Speculations about the origin of water in the system do not change the essence of the analysis: in this case, the accident would still happen due to a combination of unfavorable technical reasons and the human factor.

Conclusion

The analysis and the need for it can be easily criticized only on the basis that the situation described is unique and simply cannot happen again. However, we would like to point out that this accident should not and even could not have happened, if not for a chain of accumulated consequences making each other stronger, similar to the domino effect. We can even mention here the butterfly effect. Of course, an unlawfully disabled valve is not the same as a light beat of butterfly's wings, but the cause and effect mechanism is unrelenting.

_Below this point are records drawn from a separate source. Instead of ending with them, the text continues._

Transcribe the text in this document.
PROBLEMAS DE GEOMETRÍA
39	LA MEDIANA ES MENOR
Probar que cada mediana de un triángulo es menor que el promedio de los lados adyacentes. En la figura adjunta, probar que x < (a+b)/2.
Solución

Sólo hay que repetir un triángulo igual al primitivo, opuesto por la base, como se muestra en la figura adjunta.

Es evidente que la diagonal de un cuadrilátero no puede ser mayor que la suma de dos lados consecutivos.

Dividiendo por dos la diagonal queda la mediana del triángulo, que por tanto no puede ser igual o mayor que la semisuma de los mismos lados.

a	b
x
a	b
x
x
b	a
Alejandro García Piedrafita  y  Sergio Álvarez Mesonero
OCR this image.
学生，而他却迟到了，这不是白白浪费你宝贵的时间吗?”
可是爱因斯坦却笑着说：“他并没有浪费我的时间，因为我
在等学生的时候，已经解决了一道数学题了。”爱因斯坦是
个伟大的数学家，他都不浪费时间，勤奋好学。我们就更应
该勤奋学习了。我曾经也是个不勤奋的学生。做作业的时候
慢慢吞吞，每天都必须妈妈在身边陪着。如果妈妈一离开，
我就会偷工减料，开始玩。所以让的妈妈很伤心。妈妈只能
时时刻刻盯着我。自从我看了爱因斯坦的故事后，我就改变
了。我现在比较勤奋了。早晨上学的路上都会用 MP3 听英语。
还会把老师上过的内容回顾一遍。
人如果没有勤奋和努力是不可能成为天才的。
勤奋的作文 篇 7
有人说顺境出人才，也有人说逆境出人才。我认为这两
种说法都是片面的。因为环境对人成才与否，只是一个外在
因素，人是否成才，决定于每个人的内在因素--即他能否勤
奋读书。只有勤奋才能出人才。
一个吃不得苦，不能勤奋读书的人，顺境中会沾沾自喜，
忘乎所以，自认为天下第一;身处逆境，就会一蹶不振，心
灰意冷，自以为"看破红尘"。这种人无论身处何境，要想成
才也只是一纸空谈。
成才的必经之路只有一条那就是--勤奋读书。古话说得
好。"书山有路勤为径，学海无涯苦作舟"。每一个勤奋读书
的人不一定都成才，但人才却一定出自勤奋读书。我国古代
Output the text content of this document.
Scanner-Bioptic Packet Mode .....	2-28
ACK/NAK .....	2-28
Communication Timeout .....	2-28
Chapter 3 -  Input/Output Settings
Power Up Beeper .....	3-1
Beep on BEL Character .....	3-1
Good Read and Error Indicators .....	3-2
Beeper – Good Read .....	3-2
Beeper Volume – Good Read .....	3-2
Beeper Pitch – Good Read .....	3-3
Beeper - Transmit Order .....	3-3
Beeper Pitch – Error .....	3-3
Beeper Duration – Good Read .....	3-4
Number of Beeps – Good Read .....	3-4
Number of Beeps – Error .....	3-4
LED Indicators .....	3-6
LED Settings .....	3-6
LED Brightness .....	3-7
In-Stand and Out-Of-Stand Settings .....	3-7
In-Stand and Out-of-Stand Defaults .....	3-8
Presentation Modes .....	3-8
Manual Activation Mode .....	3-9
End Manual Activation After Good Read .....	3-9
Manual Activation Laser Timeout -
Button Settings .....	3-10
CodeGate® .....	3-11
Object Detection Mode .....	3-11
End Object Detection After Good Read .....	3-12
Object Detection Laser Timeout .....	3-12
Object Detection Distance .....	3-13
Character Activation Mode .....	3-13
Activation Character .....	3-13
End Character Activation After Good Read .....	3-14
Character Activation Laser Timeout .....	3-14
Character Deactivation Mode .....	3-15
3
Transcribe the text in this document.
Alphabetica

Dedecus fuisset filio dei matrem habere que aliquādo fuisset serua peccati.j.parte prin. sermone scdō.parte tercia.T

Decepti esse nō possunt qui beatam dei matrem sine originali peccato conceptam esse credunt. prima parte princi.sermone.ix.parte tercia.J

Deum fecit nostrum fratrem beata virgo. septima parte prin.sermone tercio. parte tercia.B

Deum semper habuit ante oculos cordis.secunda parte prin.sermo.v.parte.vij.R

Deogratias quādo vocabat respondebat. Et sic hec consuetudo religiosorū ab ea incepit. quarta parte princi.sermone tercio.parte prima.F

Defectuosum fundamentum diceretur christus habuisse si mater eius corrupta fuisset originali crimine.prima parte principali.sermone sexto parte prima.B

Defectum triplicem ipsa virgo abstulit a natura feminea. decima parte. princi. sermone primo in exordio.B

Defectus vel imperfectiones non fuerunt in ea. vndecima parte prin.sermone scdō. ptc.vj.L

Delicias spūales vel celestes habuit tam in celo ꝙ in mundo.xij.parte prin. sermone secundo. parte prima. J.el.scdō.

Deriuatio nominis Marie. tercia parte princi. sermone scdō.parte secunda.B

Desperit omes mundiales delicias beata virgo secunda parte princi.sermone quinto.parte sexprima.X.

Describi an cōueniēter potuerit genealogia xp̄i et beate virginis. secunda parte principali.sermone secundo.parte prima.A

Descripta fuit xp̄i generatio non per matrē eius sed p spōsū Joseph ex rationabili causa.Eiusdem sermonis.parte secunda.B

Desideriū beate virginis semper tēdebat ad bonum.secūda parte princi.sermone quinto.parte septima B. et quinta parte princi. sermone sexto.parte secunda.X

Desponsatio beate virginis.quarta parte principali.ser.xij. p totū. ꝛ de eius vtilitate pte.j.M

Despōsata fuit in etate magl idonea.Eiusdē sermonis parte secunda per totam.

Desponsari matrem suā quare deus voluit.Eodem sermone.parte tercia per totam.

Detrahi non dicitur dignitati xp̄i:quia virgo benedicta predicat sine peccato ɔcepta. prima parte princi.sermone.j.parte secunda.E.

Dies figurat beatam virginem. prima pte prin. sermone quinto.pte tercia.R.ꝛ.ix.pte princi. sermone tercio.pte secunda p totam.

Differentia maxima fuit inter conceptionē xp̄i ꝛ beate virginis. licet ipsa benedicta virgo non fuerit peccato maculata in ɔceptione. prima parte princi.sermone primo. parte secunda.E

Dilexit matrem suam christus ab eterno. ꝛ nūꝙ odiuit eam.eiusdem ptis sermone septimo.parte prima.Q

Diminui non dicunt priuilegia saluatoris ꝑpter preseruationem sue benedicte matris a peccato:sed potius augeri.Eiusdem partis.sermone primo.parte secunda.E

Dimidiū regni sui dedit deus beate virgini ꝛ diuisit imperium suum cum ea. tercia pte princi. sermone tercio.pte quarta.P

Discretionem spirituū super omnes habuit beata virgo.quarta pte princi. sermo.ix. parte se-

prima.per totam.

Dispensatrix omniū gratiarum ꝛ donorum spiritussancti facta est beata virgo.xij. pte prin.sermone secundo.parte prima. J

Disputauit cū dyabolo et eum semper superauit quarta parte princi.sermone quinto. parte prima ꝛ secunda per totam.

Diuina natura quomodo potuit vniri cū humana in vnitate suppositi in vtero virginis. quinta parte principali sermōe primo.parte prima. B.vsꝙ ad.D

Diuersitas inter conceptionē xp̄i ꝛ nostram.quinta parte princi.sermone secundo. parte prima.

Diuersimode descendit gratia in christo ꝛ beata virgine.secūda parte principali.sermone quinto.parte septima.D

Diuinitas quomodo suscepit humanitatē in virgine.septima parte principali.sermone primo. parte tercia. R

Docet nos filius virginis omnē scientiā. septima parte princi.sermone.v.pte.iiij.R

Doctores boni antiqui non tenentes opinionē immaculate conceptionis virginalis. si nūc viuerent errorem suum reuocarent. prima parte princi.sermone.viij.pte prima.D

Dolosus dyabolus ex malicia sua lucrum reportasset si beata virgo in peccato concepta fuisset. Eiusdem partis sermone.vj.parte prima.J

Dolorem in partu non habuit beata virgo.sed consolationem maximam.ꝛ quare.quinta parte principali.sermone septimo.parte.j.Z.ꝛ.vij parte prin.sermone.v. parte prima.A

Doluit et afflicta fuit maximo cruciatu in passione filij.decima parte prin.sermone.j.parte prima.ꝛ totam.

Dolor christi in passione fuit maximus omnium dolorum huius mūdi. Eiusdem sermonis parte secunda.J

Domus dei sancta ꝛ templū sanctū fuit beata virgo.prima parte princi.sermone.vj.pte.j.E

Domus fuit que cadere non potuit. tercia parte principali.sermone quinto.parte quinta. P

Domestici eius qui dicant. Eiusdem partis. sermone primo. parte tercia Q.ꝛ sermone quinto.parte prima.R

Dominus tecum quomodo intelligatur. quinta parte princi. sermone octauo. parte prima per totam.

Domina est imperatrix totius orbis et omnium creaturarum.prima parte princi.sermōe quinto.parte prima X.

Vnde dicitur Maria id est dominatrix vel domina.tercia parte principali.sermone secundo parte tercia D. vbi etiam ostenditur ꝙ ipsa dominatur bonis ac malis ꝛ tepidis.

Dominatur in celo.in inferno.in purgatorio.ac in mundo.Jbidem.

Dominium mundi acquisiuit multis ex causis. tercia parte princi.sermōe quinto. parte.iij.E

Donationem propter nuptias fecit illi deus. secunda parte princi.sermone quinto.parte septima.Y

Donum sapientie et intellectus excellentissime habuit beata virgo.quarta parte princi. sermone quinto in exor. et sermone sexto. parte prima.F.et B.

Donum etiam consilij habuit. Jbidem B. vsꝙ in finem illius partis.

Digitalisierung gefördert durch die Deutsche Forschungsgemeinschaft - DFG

Our task was to draw the specialists' attention to the fact that there are no such aspects in gas supply that are less or more important. Every fault or erroneous action, despite their insignificance, can lead to tragic events.

The fact that the accident considered in this paper cannot be viewed as a unique one can be proved with a fresh example. On September 14, 2018, one man died and 12 more were injured after several dozen explosions related to gas leaks in three localities near Boston, USA (Interia Fakty, 2018). 50 fire teams participated in putting out fires in Lawrence, Andover and North Andover. Hundreds of people were evacuated. According to the preliminary firemen's conclusions, the reason behind the fires was too high gas pressure. No further comments are needed.